Le Département du Trésor américain a gelé environ 344,2 millions de dollars de stablecoins Tether (USDT) après avoir sanctionné deux portefeuilles de crypto-monnaies directement liés à la Banque centrale d'Iran. Cette action, entreprise le 24 avril 2026, représente une escalade significative dans l'utilisation de sanctions contre les avoirs en devises numériques au niveau étatique et constitue la plus importante saisie de crypto-actifs liés à l'État iranien à ce jour.
« Tether a travaillé en étroite collaboration avec l'OFAC et les forces de l'ordre américaines pour verrouiller les fonds », a déclaré TRM Labs, une société d'intelligence blockchain, dans un rapport sur l'action. Selon l'Office of Foreign Assets Control (OFAC) du Trésor, les portefeuilles sanctionnés étaient également connectés au Corps des gardiens de la révolution islamique - Force Al-Qods (IRGC-QF) et à son mandataire, le Hezbollah.
Les données blockchain examinées par TRM Labs montrent que les deux adresses avaient accumulé près de 370 millions de dollars via près de 1 000 dépôts distincts depuis mars 2021. Les sorties n'ont totalisé qu'environ 25 millions de dollars, soit moins de 7 % des entrées totales, les transferts externes les plus importants se déplaçant vers une autre adresse au sein du même réseau plutôt que vers une plateforme d'échange reconnue. Ce modèle suggère que les portefeuilles étaient utilisés comme des coffres de réserve à long terme, et non pour des opérations quotidiennes.
Cette mesure signifie un changement stratégique dans la politique de sanctions américaine, dépassant les plateformes d'échange de crypto-monnaies et les intermédiaires pour cibler directement les actifs de réserve souverains sur la blockchain.
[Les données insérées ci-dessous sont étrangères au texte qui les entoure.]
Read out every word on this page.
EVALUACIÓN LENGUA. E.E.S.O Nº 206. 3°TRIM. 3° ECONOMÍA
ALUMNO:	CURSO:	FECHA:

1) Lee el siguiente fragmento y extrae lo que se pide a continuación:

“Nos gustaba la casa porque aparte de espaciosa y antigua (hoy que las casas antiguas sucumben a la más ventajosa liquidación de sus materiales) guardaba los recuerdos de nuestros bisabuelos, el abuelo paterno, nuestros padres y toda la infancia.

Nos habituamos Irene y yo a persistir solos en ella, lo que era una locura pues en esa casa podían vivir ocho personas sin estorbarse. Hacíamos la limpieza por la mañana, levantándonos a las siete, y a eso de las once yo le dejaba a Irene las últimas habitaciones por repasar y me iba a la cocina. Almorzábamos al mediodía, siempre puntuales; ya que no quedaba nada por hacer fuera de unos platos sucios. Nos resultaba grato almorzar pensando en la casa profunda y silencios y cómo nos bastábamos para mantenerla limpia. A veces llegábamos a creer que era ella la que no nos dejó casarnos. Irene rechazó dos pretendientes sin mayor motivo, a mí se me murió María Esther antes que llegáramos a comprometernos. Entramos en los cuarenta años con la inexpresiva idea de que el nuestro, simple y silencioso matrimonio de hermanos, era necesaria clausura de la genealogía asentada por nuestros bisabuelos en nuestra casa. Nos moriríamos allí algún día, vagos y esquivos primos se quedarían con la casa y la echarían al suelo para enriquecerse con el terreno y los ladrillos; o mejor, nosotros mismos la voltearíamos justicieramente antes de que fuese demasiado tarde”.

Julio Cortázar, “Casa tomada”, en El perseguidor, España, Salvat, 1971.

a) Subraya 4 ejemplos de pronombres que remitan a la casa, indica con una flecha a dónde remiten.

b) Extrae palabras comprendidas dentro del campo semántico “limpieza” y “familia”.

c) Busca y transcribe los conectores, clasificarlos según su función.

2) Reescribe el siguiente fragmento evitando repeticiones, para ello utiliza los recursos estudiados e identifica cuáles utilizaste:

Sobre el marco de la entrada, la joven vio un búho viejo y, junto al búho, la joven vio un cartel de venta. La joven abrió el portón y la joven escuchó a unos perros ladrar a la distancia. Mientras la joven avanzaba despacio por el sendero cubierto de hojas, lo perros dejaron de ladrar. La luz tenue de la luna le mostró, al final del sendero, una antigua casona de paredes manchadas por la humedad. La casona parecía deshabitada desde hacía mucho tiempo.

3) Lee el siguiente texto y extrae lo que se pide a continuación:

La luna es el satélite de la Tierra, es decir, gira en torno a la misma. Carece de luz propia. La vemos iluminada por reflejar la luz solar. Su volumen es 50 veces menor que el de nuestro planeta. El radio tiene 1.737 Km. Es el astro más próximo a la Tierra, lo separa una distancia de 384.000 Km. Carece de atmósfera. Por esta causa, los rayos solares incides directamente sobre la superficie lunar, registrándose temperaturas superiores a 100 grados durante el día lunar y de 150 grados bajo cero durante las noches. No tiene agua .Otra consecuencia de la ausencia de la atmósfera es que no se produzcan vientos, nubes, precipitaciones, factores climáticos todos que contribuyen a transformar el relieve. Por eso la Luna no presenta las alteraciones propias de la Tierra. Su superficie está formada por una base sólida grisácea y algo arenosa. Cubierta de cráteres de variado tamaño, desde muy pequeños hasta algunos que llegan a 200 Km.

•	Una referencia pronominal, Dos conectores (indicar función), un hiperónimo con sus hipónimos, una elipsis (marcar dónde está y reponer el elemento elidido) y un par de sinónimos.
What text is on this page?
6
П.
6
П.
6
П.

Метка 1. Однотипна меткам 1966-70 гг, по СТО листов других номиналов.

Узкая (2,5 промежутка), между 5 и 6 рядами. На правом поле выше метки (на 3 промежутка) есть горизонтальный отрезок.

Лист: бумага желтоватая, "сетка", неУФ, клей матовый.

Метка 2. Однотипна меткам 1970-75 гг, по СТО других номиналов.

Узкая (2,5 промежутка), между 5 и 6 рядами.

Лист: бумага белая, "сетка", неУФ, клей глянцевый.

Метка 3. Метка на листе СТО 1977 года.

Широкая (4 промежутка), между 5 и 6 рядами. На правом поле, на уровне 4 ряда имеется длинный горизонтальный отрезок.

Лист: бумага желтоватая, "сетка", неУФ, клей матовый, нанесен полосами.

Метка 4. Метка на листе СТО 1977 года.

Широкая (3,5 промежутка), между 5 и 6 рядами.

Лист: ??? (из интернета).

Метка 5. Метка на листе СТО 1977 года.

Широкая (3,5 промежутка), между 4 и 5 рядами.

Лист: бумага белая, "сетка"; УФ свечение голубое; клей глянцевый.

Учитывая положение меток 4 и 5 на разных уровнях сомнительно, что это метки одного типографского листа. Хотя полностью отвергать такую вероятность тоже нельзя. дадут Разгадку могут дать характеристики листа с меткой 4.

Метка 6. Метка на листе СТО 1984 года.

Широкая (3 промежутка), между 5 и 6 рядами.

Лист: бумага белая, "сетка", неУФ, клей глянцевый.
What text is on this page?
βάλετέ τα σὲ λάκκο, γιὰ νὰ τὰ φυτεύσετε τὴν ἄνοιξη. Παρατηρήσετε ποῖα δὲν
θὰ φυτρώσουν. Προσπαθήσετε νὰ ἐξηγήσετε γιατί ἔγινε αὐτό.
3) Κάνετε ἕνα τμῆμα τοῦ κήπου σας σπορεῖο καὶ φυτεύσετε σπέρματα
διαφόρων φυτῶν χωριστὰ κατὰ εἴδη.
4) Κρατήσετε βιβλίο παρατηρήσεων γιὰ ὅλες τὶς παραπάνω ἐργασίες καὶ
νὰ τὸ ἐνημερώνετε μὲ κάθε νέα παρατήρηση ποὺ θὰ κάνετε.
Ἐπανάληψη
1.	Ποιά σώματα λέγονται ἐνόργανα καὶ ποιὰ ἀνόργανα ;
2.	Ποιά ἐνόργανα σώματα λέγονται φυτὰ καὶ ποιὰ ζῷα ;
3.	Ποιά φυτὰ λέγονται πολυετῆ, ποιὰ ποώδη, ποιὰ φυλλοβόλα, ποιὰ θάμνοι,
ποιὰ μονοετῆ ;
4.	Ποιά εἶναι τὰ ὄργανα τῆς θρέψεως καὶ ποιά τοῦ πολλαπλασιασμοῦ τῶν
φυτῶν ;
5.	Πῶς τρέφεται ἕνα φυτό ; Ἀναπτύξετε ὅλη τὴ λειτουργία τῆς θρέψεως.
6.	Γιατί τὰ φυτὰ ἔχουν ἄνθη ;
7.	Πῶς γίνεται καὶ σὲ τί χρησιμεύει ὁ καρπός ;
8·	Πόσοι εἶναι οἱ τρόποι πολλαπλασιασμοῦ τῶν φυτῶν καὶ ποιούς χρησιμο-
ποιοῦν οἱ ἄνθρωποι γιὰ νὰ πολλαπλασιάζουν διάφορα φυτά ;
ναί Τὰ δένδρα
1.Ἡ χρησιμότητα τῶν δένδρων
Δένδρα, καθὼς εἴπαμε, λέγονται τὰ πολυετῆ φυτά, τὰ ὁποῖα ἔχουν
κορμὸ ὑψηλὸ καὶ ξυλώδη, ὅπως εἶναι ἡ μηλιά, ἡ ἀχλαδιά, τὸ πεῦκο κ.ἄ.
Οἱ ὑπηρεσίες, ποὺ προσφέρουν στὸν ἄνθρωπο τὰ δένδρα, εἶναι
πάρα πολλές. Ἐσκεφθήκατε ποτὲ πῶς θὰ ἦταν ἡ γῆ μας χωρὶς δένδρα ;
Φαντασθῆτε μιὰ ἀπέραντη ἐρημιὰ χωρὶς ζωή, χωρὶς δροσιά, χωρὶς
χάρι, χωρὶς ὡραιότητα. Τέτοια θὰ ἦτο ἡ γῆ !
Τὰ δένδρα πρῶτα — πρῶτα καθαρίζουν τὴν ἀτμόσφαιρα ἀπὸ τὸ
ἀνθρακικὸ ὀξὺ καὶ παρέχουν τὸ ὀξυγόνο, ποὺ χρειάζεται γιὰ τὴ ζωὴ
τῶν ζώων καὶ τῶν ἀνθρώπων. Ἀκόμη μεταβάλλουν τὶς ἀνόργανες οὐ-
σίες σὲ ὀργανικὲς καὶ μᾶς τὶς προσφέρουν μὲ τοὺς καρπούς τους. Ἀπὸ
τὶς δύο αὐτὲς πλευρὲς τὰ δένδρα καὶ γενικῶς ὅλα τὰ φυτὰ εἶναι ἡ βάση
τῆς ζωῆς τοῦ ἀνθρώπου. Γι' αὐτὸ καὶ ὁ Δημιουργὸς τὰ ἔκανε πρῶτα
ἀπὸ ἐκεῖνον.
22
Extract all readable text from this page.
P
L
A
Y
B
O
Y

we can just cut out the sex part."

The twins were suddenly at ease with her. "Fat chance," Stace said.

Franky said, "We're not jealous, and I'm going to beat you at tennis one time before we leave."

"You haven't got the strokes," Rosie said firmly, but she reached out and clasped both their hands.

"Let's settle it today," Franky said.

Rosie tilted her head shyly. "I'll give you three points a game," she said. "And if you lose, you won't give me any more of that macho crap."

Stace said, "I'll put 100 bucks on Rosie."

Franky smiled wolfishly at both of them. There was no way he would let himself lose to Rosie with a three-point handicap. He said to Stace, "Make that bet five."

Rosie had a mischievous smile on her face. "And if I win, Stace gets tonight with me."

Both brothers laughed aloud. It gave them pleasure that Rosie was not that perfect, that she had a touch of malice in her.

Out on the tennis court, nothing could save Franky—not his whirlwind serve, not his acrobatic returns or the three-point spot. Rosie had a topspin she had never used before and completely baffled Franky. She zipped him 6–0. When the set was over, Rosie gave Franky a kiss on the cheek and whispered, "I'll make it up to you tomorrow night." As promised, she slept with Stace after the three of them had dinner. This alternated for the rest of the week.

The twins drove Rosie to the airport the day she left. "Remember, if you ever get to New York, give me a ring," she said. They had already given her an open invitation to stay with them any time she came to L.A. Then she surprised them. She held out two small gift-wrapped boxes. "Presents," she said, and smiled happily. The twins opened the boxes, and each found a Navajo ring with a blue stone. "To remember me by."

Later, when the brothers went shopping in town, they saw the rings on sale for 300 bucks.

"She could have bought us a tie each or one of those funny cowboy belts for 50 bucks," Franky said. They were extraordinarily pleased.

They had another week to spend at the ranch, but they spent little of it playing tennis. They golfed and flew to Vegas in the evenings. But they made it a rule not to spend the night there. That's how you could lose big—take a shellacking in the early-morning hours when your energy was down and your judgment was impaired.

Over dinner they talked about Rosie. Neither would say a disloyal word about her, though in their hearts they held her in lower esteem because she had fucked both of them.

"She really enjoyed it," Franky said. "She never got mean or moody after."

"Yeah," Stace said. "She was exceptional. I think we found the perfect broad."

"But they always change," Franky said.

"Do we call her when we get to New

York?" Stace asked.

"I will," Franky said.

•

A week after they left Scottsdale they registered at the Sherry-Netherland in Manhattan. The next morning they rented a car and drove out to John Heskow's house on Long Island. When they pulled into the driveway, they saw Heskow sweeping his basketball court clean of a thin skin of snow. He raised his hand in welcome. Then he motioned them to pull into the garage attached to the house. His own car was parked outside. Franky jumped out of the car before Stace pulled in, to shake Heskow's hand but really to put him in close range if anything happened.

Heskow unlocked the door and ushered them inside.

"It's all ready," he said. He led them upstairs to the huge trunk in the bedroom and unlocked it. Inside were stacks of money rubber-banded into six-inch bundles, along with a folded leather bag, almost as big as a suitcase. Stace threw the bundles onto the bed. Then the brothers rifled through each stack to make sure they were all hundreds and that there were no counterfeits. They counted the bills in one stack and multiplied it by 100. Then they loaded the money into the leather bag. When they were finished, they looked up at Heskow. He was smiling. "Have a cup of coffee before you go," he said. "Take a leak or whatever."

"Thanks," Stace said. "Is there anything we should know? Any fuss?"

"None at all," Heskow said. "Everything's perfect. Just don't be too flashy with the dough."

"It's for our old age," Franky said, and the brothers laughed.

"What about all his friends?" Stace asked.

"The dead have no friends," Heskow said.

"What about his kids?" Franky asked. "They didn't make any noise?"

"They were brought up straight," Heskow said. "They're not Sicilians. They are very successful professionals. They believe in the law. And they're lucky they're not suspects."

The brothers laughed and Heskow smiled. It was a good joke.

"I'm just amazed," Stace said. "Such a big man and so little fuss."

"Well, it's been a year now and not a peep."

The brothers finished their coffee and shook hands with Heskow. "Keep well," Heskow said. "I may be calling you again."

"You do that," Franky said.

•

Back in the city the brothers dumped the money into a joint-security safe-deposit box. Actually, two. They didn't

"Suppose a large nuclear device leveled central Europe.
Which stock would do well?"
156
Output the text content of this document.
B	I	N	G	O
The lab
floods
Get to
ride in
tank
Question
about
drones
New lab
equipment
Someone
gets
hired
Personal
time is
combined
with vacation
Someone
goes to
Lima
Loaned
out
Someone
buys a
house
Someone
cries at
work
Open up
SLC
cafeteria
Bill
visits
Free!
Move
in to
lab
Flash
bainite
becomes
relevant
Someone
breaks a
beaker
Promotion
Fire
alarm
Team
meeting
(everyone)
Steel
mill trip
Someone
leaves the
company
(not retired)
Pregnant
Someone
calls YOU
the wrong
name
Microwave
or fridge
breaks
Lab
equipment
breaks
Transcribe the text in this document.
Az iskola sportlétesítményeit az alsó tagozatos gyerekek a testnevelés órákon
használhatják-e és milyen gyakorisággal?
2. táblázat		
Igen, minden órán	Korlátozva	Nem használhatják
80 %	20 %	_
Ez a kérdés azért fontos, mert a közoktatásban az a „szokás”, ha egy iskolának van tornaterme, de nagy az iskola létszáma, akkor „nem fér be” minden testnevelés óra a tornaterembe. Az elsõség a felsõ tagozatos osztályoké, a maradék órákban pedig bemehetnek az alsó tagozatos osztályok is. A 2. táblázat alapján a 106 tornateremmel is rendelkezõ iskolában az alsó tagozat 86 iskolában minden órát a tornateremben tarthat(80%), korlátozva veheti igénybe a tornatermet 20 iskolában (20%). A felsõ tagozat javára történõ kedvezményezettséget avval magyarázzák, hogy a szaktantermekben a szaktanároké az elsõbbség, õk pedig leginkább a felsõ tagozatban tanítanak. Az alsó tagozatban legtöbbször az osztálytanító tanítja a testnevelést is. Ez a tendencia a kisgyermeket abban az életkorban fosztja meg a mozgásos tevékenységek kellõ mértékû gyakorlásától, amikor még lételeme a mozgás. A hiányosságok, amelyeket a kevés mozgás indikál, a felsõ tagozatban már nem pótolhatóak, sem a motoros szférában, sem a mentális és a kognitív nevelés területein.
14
Pour les institutions financières, cette action nécessite une révision urgente de l'exposition aux contreparties afin de s'assurer qu'aucun contact direct ou indirect n'est établi avec les adresses sanctionnées.
Un tournant dans la stratégie de sanctions
C'est la première fois que l'OFAC sanctionne des portefeuilles de crypto-monnaies appartenant à la banque centrale d'une nation. Le faible niveau d'activité des portefeuilles, l'une des adresses n'ayant enregistré aucun transfert sortant, soutient l'analyse selon laquelle ils étaient destinés à un stockage à long terme, isolant les fonds étatiques des sanctions du système financier traditionnel. L'accumulation dans les portefeuilles a largement cessé fin 2023, et ils sont restés dormants jusqu'à l'action coercitive.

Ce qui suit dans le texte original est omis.